『<民主>と<愛国>』

 今年一番の本の可能性がかなり高い。凄く良書。
 良書とゆーのは、1)それ自体で読んで大体わかる。2)1と関連するけれど、そこまで難しくない。3)読んでて発見があり、面白い。4)読書欲がわく、辺りが並列して起こる本だと思うのですが、全部おーけー。
 『ローマ人の物語』じゃないですが、あの手の歴史モノとして読むことも可能だと思うので、ああいうのが好きな人はわりと楽しめるかもしれないのでお勧めです。ただまー、買うには高いだろから、立ち読みで読んでみてソコソコ楽しめそうなら、とおまけをつけますが。
 知識社会学的なアプローチから、日本の戦後の「民主」と「愛国」そして「公」という言葉の変遷を追った本、と書くと分かりにくいですね。よーするに、丸山しげお(漢字忘れた)とか吉本りゅーめー(漢字忘れた)とかべ平連とかの活動を逐一描写しながら、その中での「愛国」というのがどういう意味で使われているのか、そして、それはどんな背景から生まれたものだったのか、ということを記述した本です。
 んで、いくつか私的ポイントを。
 まずは、本の一番いいたいことである、戦後における言語の混乱とゆーのは大切なことだと思うのです。よく言う議論の前に言葉をちゃんと定義しよう、という話が論壇においてはさっぱりできていないということですね。考えてみれば、それぞれ他の事柄に専門を置いている人々が議論をするわけなのだから、知識が偏っている上に違うところからとっているのは当たり前ですな。読みたいもんを読みたいよーにしか人は読まんのだし。
 そのため、戦後民主主義者に対する、最近のコメントとゆーのはすべからく間違っている可能性があるわけです。ただまー、そこを差っぴいて本を読むのは基本なのでしょうが。言ってることは全部例示であり、知識が間違っているとかは何事においてもさほど問題ではないと思うので。てか、でなきゃ、誰も何もしゃべる資格はねー。特に俺。
 あとまー、これは捻じ曲げられている可能性があるのですが、論壇人が何をしゃべっていよーが、それは学問的なものだけではないということです。形而上的なことを考えていても、飯食って、クソして寝るふつーの人がやっている営みの一環なわけで、その延長線上として考える必要があると思うのです。でもこれは、だからだめー、ってんじゃなくて、逆にだからこそ使えるというものだと思うのですが。つくづく浅羽通明の影響だな、この辺りの発想は。
 つまりあれ。思想を読むなら、先に伝記を読んで問題意識とその土壌をしっかり知ってからの方がいいよね、ってことです。
 ぷらす、戦後日本についてはもっと詳しくなる必要があると思うのです。ふと振り返って恐ろしくなるくらいに、俺は日本史については知らない。この本読んでほぼはじめて安保というものの輪郭がつかめたくらいですから。「現在のナショナリズムに対する言説の混乱は、60年代あたりに起源がある」ということを如実に示すこの書物を読むと、なんつーか、明らかにそういう知識不足は変なことを言ってしまう理由になると思うのです。別に言ってもいいのだけれども、自分がどういう土壌の上に立って、その上でどういう人間なのかに興味がある身としては、やっぱりそこらへんのことは甘く見れないのです。高度成長期に関して何も知らないのも痛い。*1
 しかし、上で書いた戦時世代とその後の世代の断裂というのは凄く深刻ですね。結局人間は先代のものからは対して学べないということがよくわかります。体験を共有できないというのは当たり前の限界なのですが、なんだか寂しい限界でもありませすね。教育というのは難しいものなのだろうとつくづく感じます。

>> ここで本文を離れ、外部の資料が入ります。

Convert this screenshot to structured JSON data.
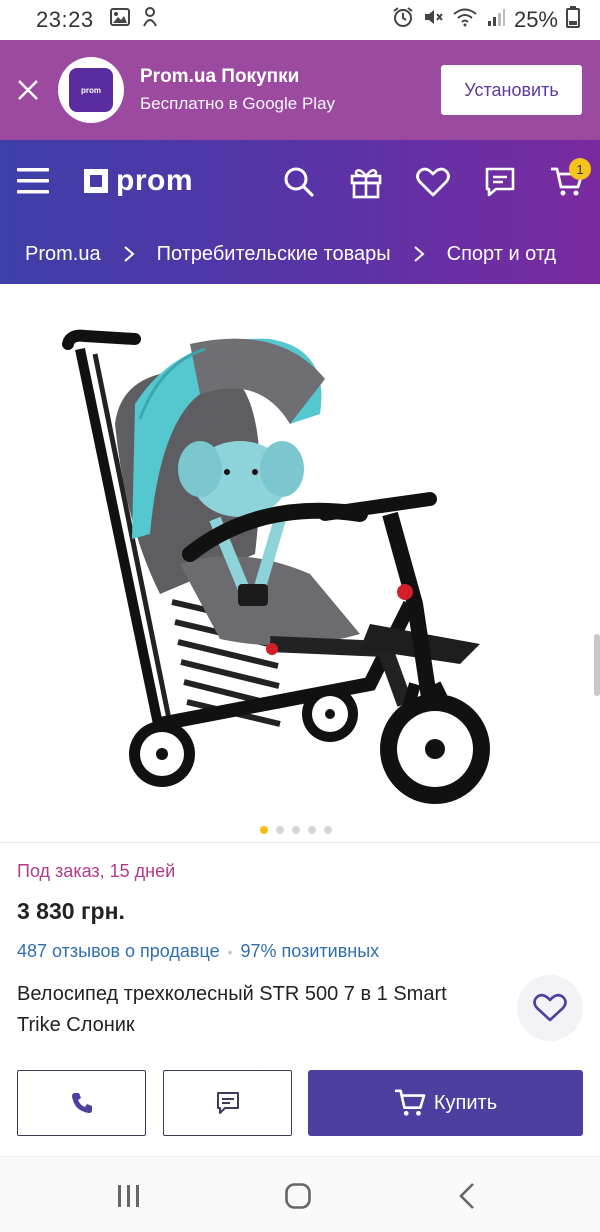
{
  "status_bar": {
    "time": "23:23",
    "battery": "25%",
    "icons": [
      "gallery-icon",
      "notification-icon",
      "alarm-icon",
      "mute-icon",
      "wifi-icon",
      "signal-icon",
      "battery-icon"
    ]
  },
  "install_banner": {
    "app_title": "Prom.ua Покупки",
    "app_subtitle": "Бесплатно в Google Play",
    "install_label": "Установить",
    "logo_text": "prom"
  },
  "header": {
    "logo_text": "prom",
    "cart_count": "1",
    "icons": [
      "menu-icon",
      "search-icon",
      "gift-icon",
      "heart-icon",
      "messages-icon",
      "cart-icon"
    ]
  },
  "breadcrumbs": [
    "Prom.ua",
    "Потребительские товары",
    "Спорт и отд"
  ],
  "gallery": {
    "image_count": 5,
    "active_index": 0
  },
  "product": {
    "availability": "Под заказ, 15 дней",
    "price": "3 830 грн.",
    "reviews": "487 отзывов о продавце",
    "positive": "97% позитивных",
    "title": "Велосипед трехколесный STR 500 7 в 1 Smart Trike Слоник"
  },
  "action_bar": {
    "buy_label": "Купить"
  },
  "colors": {
    "banner_bg": "#9b4aa0",
    "header_start": "#3e3fa8",
    "header_end": "#7b2aa0",
    "availability": "#b23a8a",
    "link": "#2f6fb0",
    "buy_button": "#4b3fa0",
    "badge": "#f6c21c"
  }
}
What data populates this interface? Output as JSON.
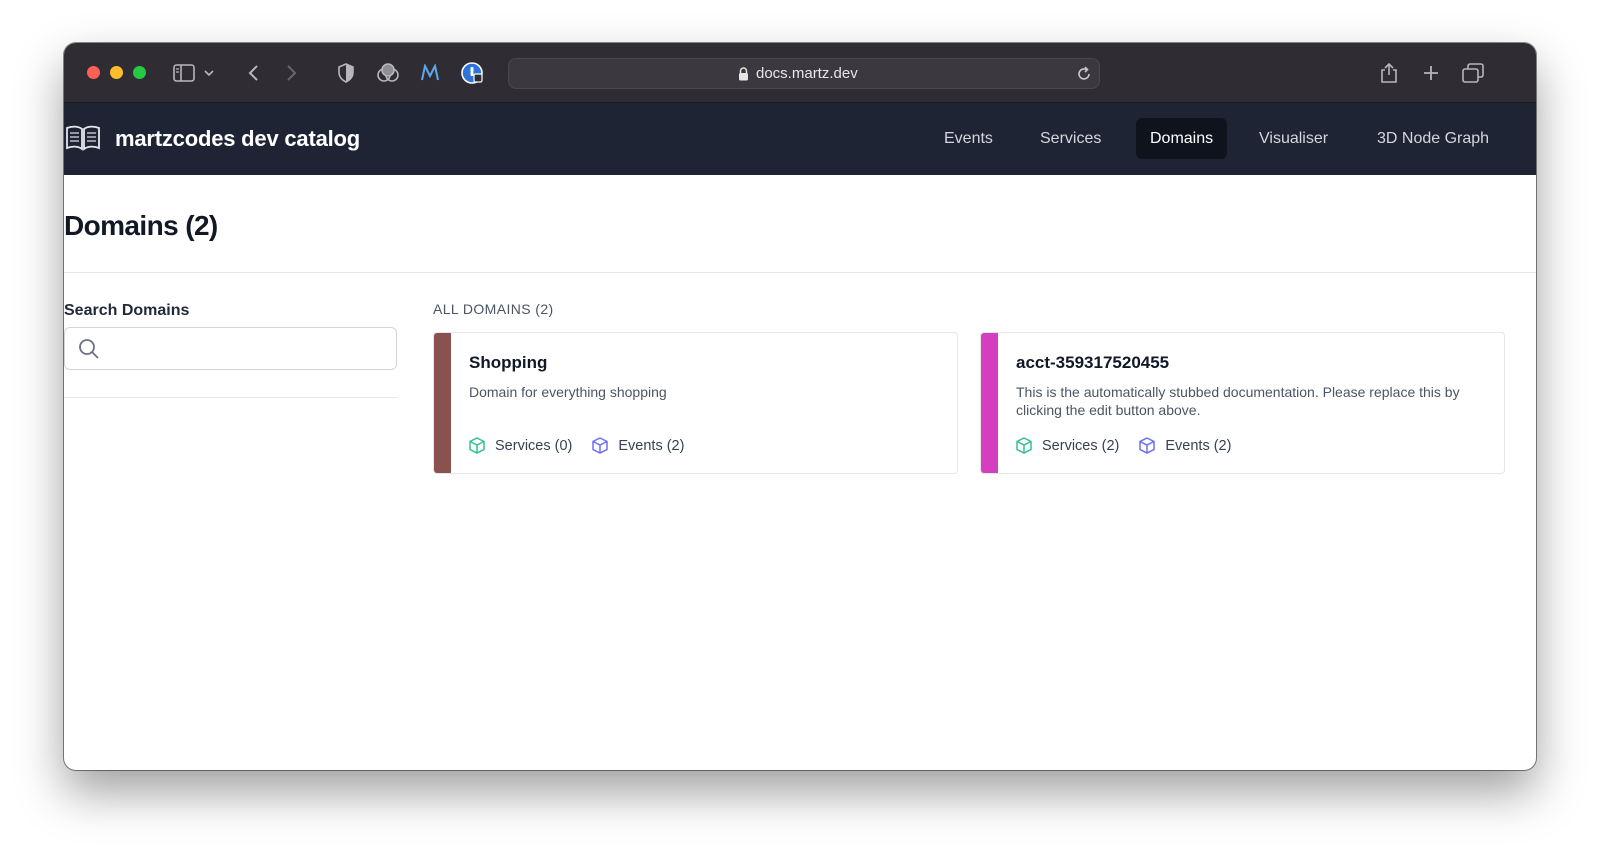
{
  "browser": {
    "url": "docs.martz.dev"
  },
  "header": {
    "brand": "martzcodes dev catalog",
    "nav": [
      {
        "label": "Events",
        "active": false
      },
      {
        "label": "Services",
        "active": false
      },
      {
        "label": "Domains",
        "active": true
      },
      {
        "label": "Visualiser",
        "active": false
      },
      {
        "label": "3D Node Graph",
        "active": false
      }
    ]
  },
  "page": {
    "title": "Domains (2)",
    "search_label": "Search Domains",
    "search_value": "",
    "section_label": "ALL DOMAINS (2)"
  },
  "domains": [
    {
      "name": "Shopping",
      "description": "Domain for everything shopping",
      "color": "#8a524e",
      "services_label": "Services (0)",
      "events_label": "Events (2)"
    },
    {
      "name": "acct-359317520455",
      "description": "This is the automatically stubbed documentation. Please replace this by clicking the edit button above.",
      "color": "#d43fc0",
      "services_label": "Services (2)",
      "events_label": "Events (2)"
    }
  ],
  "colors": {
    "header_bg": "#1e2433",
    "services_icon": "#34c38f",
    "events_icon": "#6b72ef"
  }
}
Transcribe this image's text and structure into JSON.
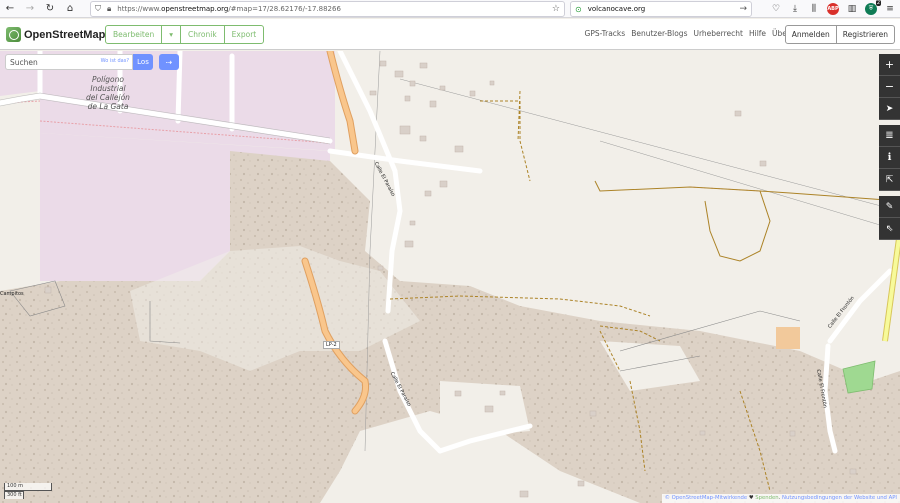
{
  "browser": {
    "url_prefix": "https://www.",
    "url_domain": "openstreetmap.org",
    "url_rest": "/#map=17/28.62176/-17.88266",
    "search_value": "volcanocave.org",
    "badge_count": "2"
  },
  "header": {
    "logo_text": "OpenStreetMap",
    "edit_label": "Bearbeiten",
    "edit_dropdown": "▾",
    "history_label": "Chronik",
    "export_label": "Export",
    "nav": [
      "GPS-Tracks",
      "Benutzer-Blogs",
      "Urheberrecht",
      "Hilfe",
      "Über"
    ],
    "login_label": "Anmelden",
    "register_label": "Registrieren"
  },
  "map": {
    "search_placeholder": "Suchen",
    "where_label": "Wo ist das?",
    "go_label": "Los",
    "labels": {
      "industrial": "Polígono\nIndustrial\ndel Callejón\nde La Gata",
      "campitos": "Campitos",
      "road_lp2": "LP-2",
      "calle_paraiso_1": "Calle El Paraíso",
      "calle_paraiso_2": "Calle El Paraíso",
      "calle_fronton_1": "Calle El Frontón",
      "calle_fronton_2": "Calle El Frontón"
    },
    "scale": {
      "metric": "100 m",
      "imperial": "300 ft"
    },
    "attribution": {
      "osm": "© OpenStreetMap-Mitwirkende",
      "heart": "♥",
      "donate": "Spenden",
      "terms": "Nutzungsbedingungen der Website und API"
    }
  }
}
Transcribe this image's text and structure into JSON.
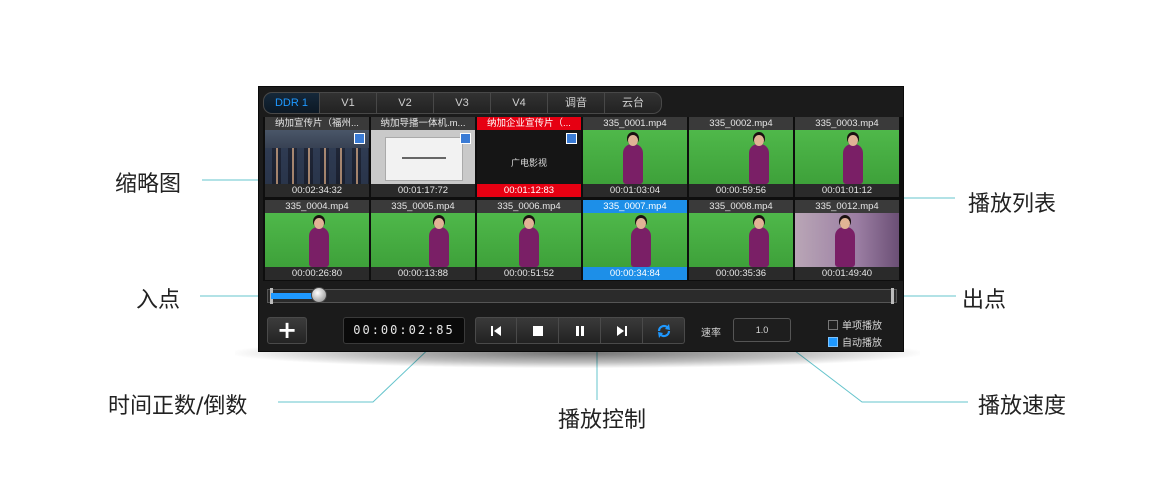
{
  "tabs": [
    {
      "label": "DDR 1",
      "active": true
    },
    {
      "label": "V1"
    },
    {
      "label": "V2"
    },
    {
      "label": "V3"
    },
    {
      "label": "V4"
    },
    {
      "label": "调音"
    },
    {
      "label": "云台"
    }
  ],
  "clips": [
    {
      "title": "纳加宣传片（福州...",
      "time": "00:02:34:32",
      "thumb": "crowd"
    },
    {
      "title": "纳加导播一体机.m...",
      "time": "00:01:17:72",
      "thumb": "white"
    },
    {
      "title": "纳加企业宣传片（...",
      "time": "00:01:12:83",
      "thumb": "black",
      "thumb_text": "广电影视",
      "state": "red"
    },
    {
      "title": "335_0001.mp4",
      "time": "00:01:03:04",
      "thumb": "green"
    },
    {
      "title": "335_0002.mp4",
      "time": "00:00:59:56",
      "thumb": "green"
    },
    {
      "title": "335_0003.mp4",
      "time": "00:01:01:12",
      "thumb": "green"
    },
    {
      "title": "335_0004.mp4",
      "time": "00:00:26:80",
      "thumb": "green"
    },
    {
      "title": "335_0005.mp4",
      "time": "00:00:13:88",
      "thumb": "green"
    },
    {
      "title": "335_0006.mp4",
      "time": "00:00:51:52",
      "thumb": "green"
    },
    {
      "title": "335_0007.mp4",
      "time": "00:00:34:84",
      "thumb": "green",
      "state": "blue"
    },
    {
      "title": "335_0008.mp4",
      "time": "00:00:35:36",
      "thumb": "green"
    },
    {
      "title": "335_0012.mp4",
      "time": "00:01:49:40",
      "thumb": "room"
    }
  ],
  "playback": {
    "progress": 0.05,
    "timecode": "00:00:02:85",
    "rate_label": "速率",
    "rate_value": "1.0",
    "modes": [
      {
        "label": "单项播放",
        "checked": false
      },
      {
        "label": "自动播放",
        "checked": true
      }
    ]
  },
  "transport": {
    "buttons": [
      "skip-start-icon",
      "stop-icon",
      "pause-icon",
      "skip-end-icon",
      "loop-icon"
    ]
  },
  "callouts": {
    "thumbnail": "缩略图",
    "playlist": "播放列表",
    "in_point": "入点",
    "out_point": "出点",
    "timecode": "时间正数/倒数",
    "playback_control": "播放控制",
    "playback_speed": "播放速度"
  },
  "colors": {
    "accent": "#1e98ff",
    "selected_red": "#e60012",
    "leader_line": "#66c4cc"
  }
}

 とりあえず、戦後日本史と、鶴見俊輔(だっけ?)を読もう。うん。

*1:ていうか、最近はやりのニートって、別に何もおかしくない気がしてきたのですが。労働第一の価値観というのは『プロ倫』を信じるならば、西洋限定の現象であり、それを引きついだ&発展途上国の「経済発展=生活の安定=幸せ」みたいな状況によっておこっているだけの逆に例外的なもので、その条件なければ、誰も好き好んで働きたくないんじゃないだろーか。その状況がおかしく見えるのは単に、現在マスコミとかで書いているメインの世代が、まだ高度成長期ごろに自己形成をした世代だからであり、最近ニートが言われるのはそのころまだ物心がついていたか、くらいの人々が大人になったからでは? そんなことを書く俺はニートのことをさっぱり知らないのですが。あと、だからいいとも思わないけどさ。俺は安定志向なので。